Wearing personal protective 
equipment, teacher
Melissa Rice squirts red paint (to simulate 
blood) onto senior Adam Stroup’s gloved 
hand. Students had to smear the paint 
around and remove their gloves without 
getting any “blood” on their skin.

Claire Decker, 2017

Wearing personal protective equipment, teacher Melissa Rice squirts red paint (to simulate blood) onto senior Adam Stroup’s gloved hand. Students had to smear the paint around and remove their gloves without getting any “blood” on their skin.

Abby Williams, Editor in Chief

On Monday, Jan. 9, the Board of Education will be voting on the introduction of the Utica High School Academy of Health and Human Services. The specialty program, aimed at incoming ninth graders, will prepare students for various careers in the medical field.

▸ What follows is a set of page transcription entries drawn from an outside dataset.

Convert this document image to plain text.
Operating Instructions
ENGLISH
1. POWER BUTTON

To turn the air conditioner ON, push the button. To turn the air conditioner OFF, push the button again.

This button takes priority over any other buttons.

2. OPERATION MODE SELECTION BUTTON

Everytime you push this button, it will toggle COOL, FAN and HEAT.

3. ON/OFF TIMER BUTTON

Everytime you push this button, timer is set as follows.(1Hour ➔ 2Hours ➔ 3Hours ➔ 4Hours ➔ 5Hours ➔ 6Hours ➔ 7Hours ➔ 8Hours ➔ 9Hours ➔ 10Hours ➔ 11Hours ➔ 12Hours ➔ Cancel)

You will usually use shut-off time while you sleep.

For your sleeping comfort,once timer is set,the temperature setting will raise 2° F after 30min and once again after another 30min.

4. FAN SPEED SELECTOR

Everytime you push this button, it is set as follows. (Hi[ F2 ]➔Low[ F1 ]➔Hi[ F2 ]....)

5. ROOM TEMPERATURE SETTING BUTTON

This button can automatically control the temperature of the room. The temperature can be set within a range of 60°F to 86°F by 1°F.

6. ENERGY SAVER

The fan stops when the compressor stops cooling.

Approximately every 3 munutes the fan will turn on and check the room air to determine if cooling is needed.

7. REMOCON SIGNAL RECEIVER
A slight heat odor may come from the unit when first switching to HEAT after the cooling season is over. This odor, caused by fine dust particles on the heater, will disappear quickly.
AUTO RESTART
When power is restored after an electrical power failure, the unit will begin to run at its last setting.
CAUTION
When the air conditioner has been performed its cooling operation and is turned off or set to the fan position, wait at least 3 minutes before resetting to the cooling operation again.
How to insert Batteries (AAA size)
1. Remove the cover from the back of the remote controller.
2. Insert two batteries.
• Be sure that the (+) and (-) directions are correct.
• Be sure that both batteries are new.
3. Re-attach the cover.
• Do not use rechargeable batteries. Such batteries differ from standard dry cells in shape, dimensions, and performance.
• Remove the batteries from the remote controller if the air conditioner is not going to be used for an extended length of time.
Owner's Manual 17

“It’s similar to Stevenson’s manufacturing and engineering academy,” principal Tim Youngblood said. “For Utica’s academy, students can choose from three pathways.”

Freshmen and sophomores in the program take universal classes, but when they become juniors and seniors, their classes change.

“Students in years three and four go into their major,” Youngblood said. “Therapeutic services, rehab services, and public safety. They can go into focuses of nursing, occupational therapy, athletic training, EMT, fire, safety, that sort of thing. It doesn’t mean they have to become that, but it gives a lot more exposure to those fields.”

Watch the livestream of the UCS Board of Education meeting Monday, Jan. 9 at 7:00pm.

Every subject taught to students in the program relates to the medical field in some way.

“Students work in cohorts. A group of 90 come in and have the same group of teachers,” Youngblood said. “All the teachers are going to try to teach through a medical lens.”

The academy is expected to be formally approved at Monday’s board of education meeting.